WASHINGTON (Reuters) - Hospitals need to step up efforts to prevent infections with drug-resistant "superbugs," which are becoming more and more of a threat to patients, the U.S. Centers for Disease Control and Prevention said on Thursday.
Every year, infections caught in U.S. hospitals kill 90,000 people and cost $4.5 billion, the CDC said. Facilities need to keep track of such infections and put into place regular programs to fight them, it said.
"Effective and comprehensive programs to prevent drug-resistant infections are essential to improve patient safety," said Dr. Denise Cardo, director of CDC's Division of Healthcare Quality Promotion.
"Preventing these types of infections requires a constant and concerted effort on the part of health-care facilities, but it's important they make this a priority," Cardo added in a statement.
Bacteria have been steadily evolving to evade the action of antibiotics and infections are becoming more difficult to fight.
For instance, the CDC said, in 1972, only 2 percent of Staphylococcus aureus bacteria infections were drug-resistant but in 2004, 63 percent were.
In a few cases, no available antibiotics can cure an infection, and many more resist methicillin, a later-generation type of antibiotic.
The new CDC guidelines advise hospitals, nursing homes and long-term care facilities to track infection rates, ensure that their staff use standard infection control practices and follow guidelines regarding the correct use of antibiotics.

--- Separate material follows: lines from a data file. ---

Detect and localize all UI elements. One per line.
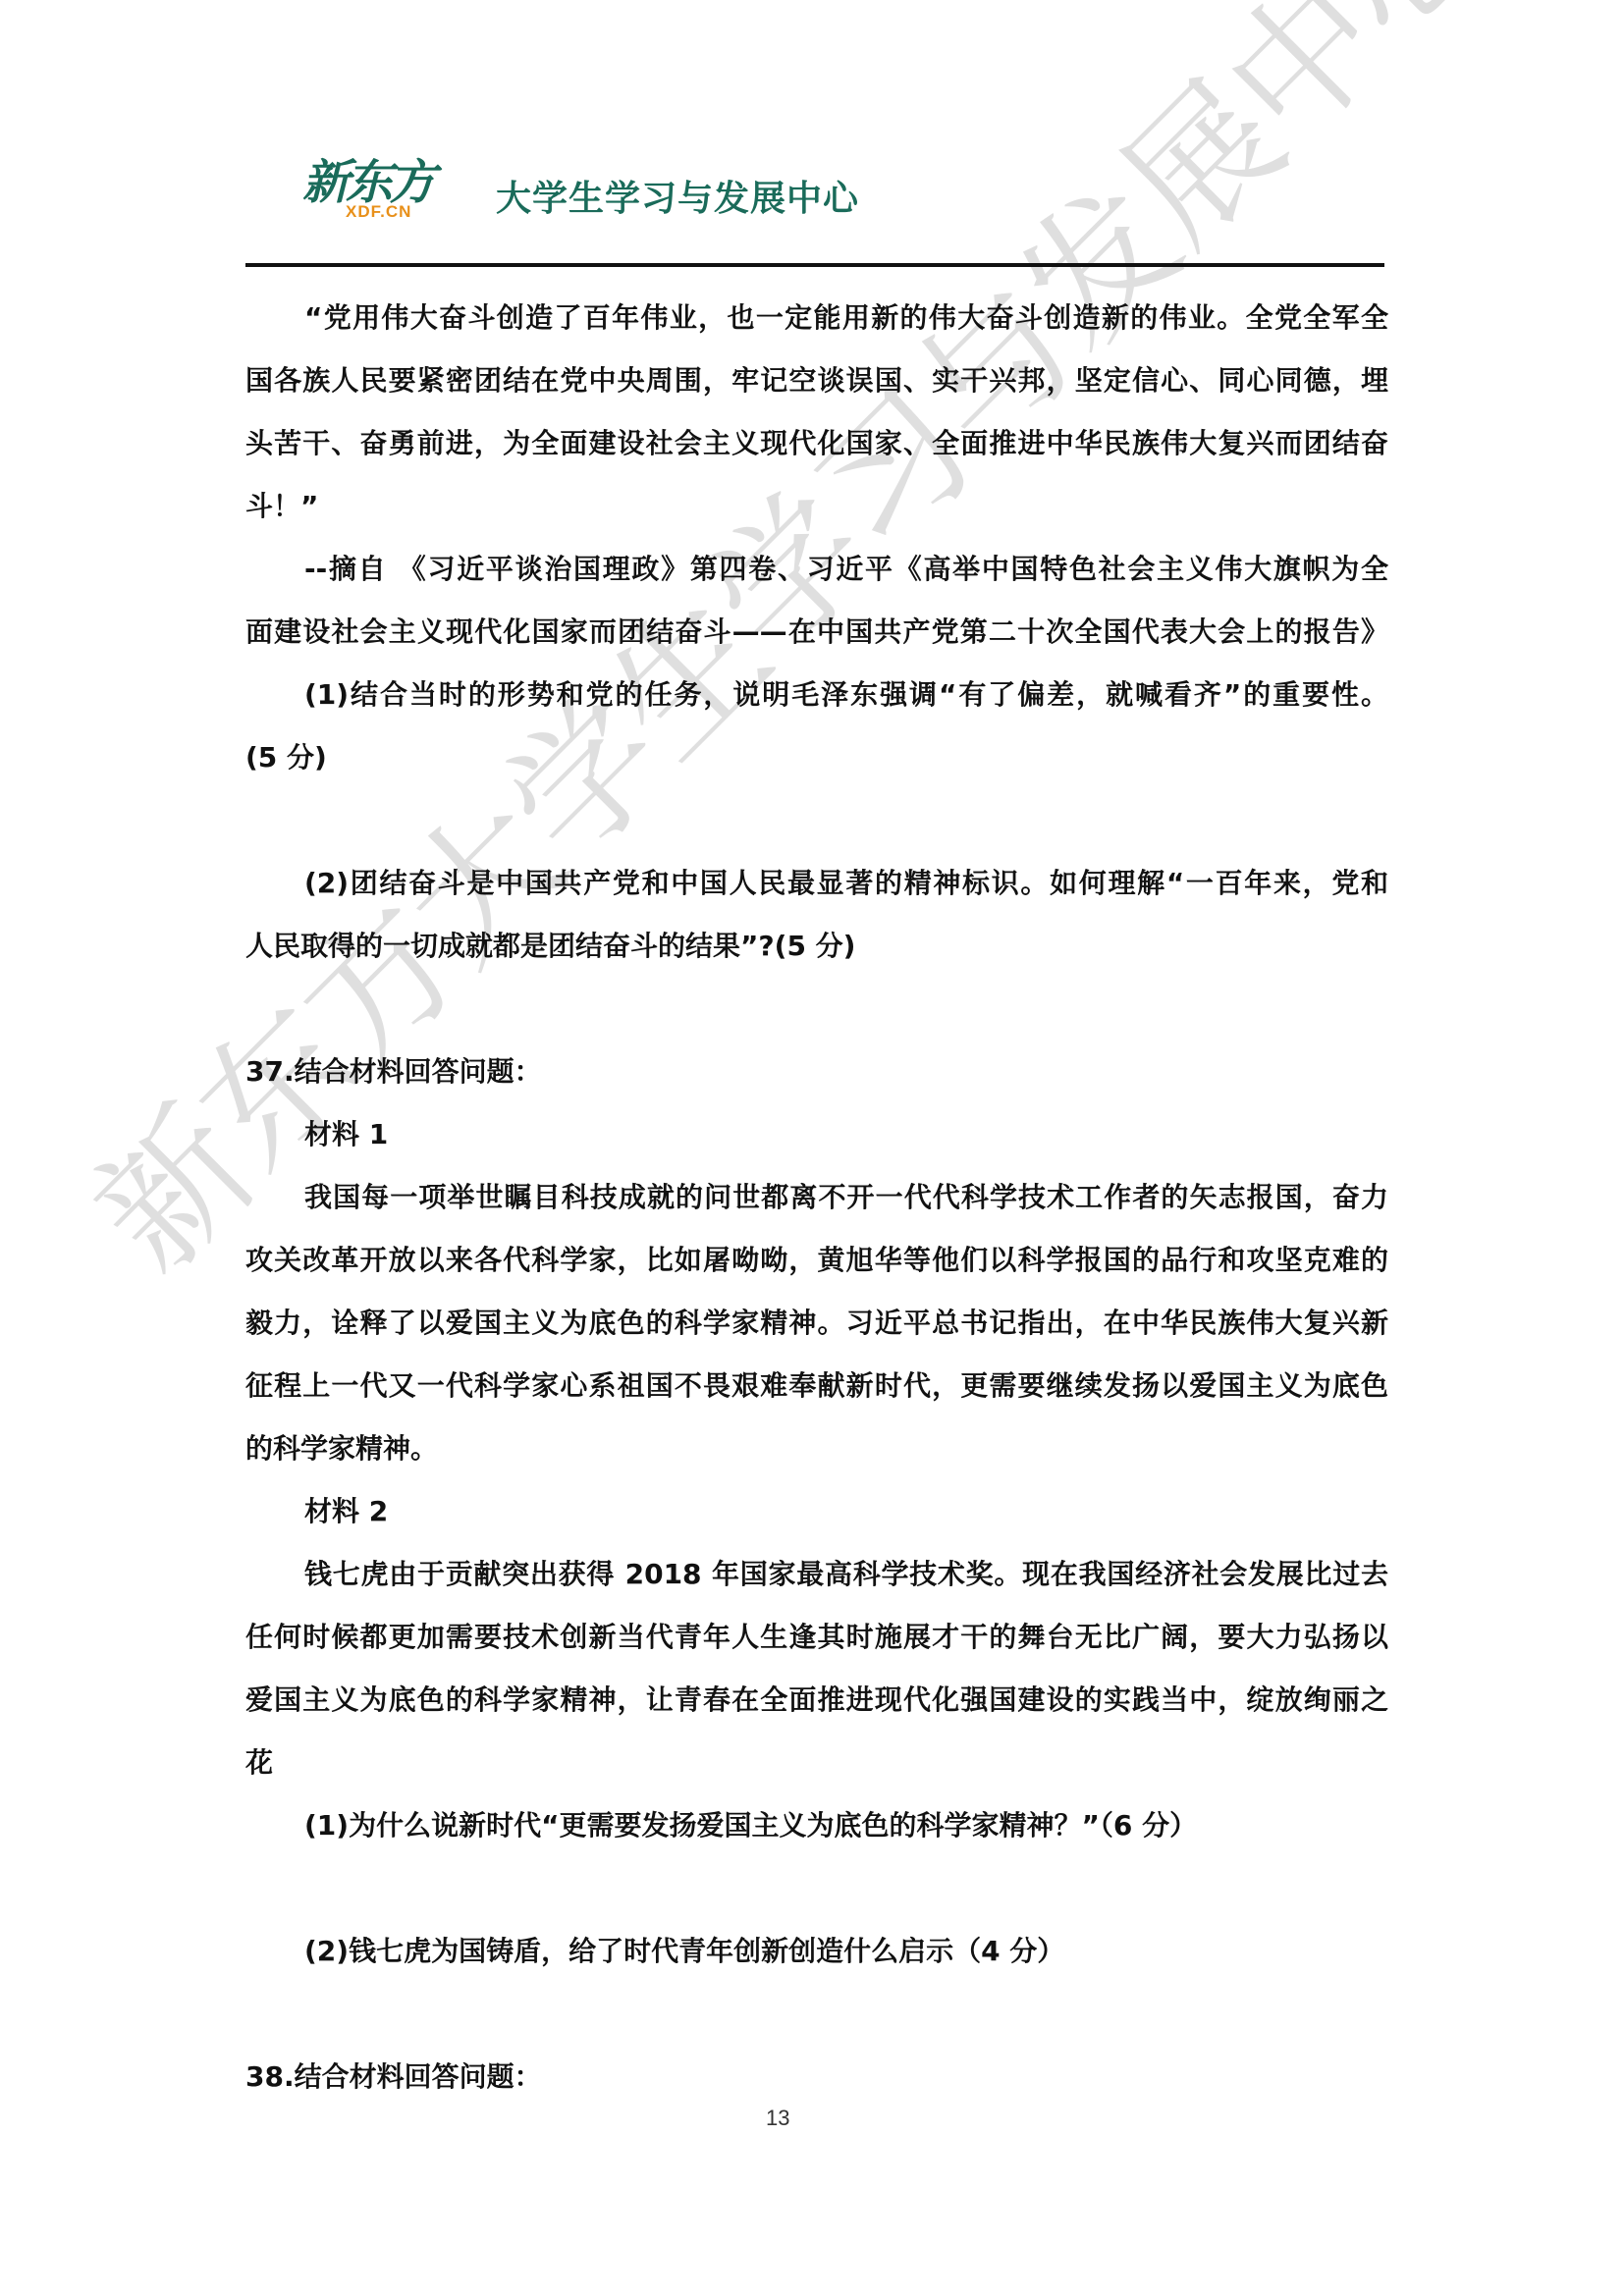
source-line: --摘自 《习近平谈治国理政》第四卷、习近平《高举中国特色社会主义伟大旗帜为全 [245,538,1388,601]
question-37-title: 37.结合材料回答问题： [245,1041,1388,1103]
material-2-line: 任何时候都更加需要技术创新当代青年人生逢其时施展才干的舞台无比广阔，要大力弘扬以 [245,1606,1388,1669]
material-2-label: 材料 2 [245,1480,1388,1543]
answer-space [245,1983,1388,2046]
answer-space [245,1857,1388,1920]
question-36-2-cont: 人民取得的一切成就都是团结奋斗的结果”?(5 分) [245,915,1388,978]
material-2-line: 爱国主义为底色的科学家精神，让青春在全面推进现代化强国建设的实践当中，绽放绚丽之 [245,1669,1388,1732]
question-36-2: (2)团结奋斗是中国共产党和中国人民最显著的精神标识。如何理解“一百年来，党和 [245,852,1388,915]
question-38-title: 38.结合材料回答问题： [245,2046,1388,2109]
page-number: 13 [766,2106,789,2131]
page-header: 新东方 XDF.CN 大学生学习与发展中心 [295,157,859,226]
question-36-1: (1)结合当时的形势和党的任务，说明毛泽东强调“有了偏差，就喊看齐”的重要性。 [245,664,1388,726]
document-body: “党用伟大奋斗创造了百年伟业，也一定能用新的伟大奋斗创造新的伟业。全党全军全 国… [245,287,1388,2109]
header-title: 大学生学习与发展中心 [496,171,859,221]
material-1-label: 材料 1 [245,1103,1388,1166]
material-1-line: 毅力，诠释了以爱国主义为底色的科学家精神。习近平总书记指出，在中华民族伟大复兴新 [245,1292,1388,1355]
quote-line: 斗！” [245,475,1388,538]
material-1-line: 攻关改革开放以来各代科学家，比如屠呦呦，黄旭华等他们以科学报国的品行和攻坚克难的 [245,1229,1388,1292]
material-2-line: 钱七虎由于贡献突出获得 2018 年国家最高科学技术奖。现在我国经济社会发展比过… [245,1543,1388,1606]
material-1-line: 的科学家精神。 [245,1417,1388,1480]
material-2-line: 花 [245,1732,1388,1794]
material-1-line: 征程上一代又一代科学家心系祖国不畏艰难奉献新时代，更需要继续发扬以爱国主义为底色 [245,1355,1388,1417]
answer-space [245,789,1388,852]
question-37-2: (2)钱七虎为国铸盾，给了时代青年创新创造什么启示（4 分） [245,1920,1388,1983]
source-line: 面建设社会主义现代化国家而团结奋斗——在中国共产党第二十次全国代表大会上的报告》 [245,601,1388,664]
answer-space [245,978,1388,1041]
header-divider [245,263,1384,267]
question-36-1-score: (5 分) [245,726,1388,789]
quote-line: “党用伟大奋斗创造了百年伟业，也一定能用新的伟大奋斗创造新的伟业。全党全军全 [245,287,1388,349]
material-1-line: 我国每一项举世瞩目科技成就的问世都离不开一代代科学技术工作者的矢志报国，奋力 [245,1166,1388,1229]
quote-line: 国各族人民要紧密团结在党中央周围，牢记空谈误国、实干兴邦，坚定信心、同心同德，埋 [245,349,1388,412]
question-37-1: (1)为什么说新时代“更需要发扬爱国主义为底色的科学家精神？”（6 分） [245,1794,1388,1857]
quote-line: 头苦干、奋勇前进，为全面建设社会主义现代化国家、全面推进中华民族伟大复兴而团结奋 [245,412,1388,475]
logo-english: XDF.CN [346,202,411,222]
logo-chinese: 新东方 [302,157,432,208]
xdf-logo: 新东方 XDF.CN [295,157,466,226]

Simple hand-washing is still a problem in some facilities, the CDC has said.
"The main mode of transmission to other patients is through human hands, especially health-care workers' hands," the CDC says in a statement on its Web site at http://www.cdc.gov.
"Prevention of drug-resistant infections requires a full complement of actions tailored to the local setting," said Dr. Patrick Brennan, chair of the CDC's Healthcare Infection Control Practices Advisory Committee.
The problem is not restricted to the United States.
In Britain, 1,168 people died from methicillin-resistant Staph infections in 2004, according to the Office of National Statistics. Hospital-acquired infections killed 8,500 Canadians last year.